En la parte de abajo del vehículo había tres bandas de hierro que podían quitarse y colocarse arqueadas sobre la caja del vehículo. Encajadas en las ranuras laterales, formaban el soporte de una lona protectora capaz de resistir un viento potente siempre que su fuerza fuese amortiguada por los árboles circundantes; además, los protegería de la lluvia y el granizo si contaba con un poco de ayuda de las copas de coníferas añosas.

—Sería mucho mejor que no tuviéramos necesidad de hacerlo —murmuró el mayordomo—. De todas fórmaselas tormentas son siempre localizadas y, por lo general, breves. Es probable que ni siquiera coincidamos con una, pero si tenemos mala suerte, lo cierto es que no duran demasiado.

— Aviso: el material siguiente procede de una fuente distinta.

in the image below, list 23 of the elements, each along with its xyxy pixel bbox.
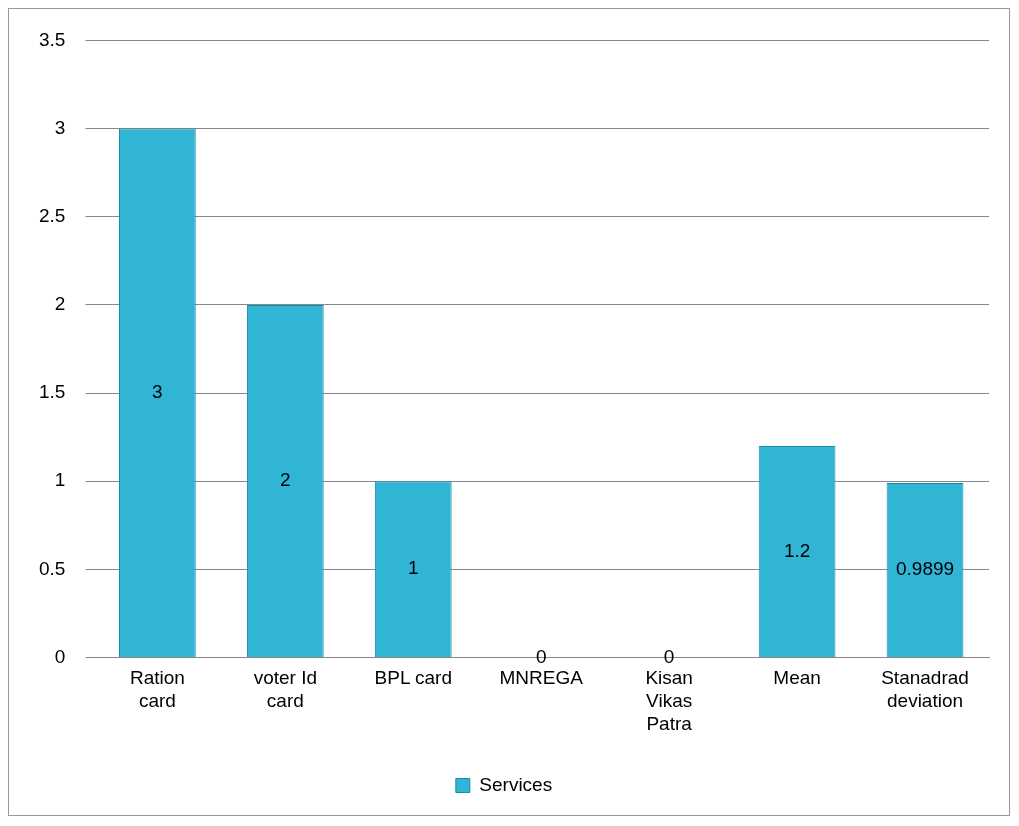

Aunque Reinmar se había sentido obligado a ofrecerse para caminar junto a Sigurd y el sargento Vaedecker con el fin de aligerar la carga del tiro de caballos, no le entusiasmaba hacerlo. Se sintió aliviado cuando el soldado le aseguró que entre él y Sigurd sumaban un peso lo bastante considerable como para hacer que el suyo resultase insignificante. Ulick también declaró que era capaz de caminar, pero Vaedecker tampoco estuvo de acuerdo con eso. Así pues, Reinmar y el chico gitano acabaron sentados a ambos lados de la inconsciente Marcilla para impedir que se zarandeara de un lado a otro cuando las ruedas de la carreta se deslizaban por las roderas, o pasaban por encima de una rama caída.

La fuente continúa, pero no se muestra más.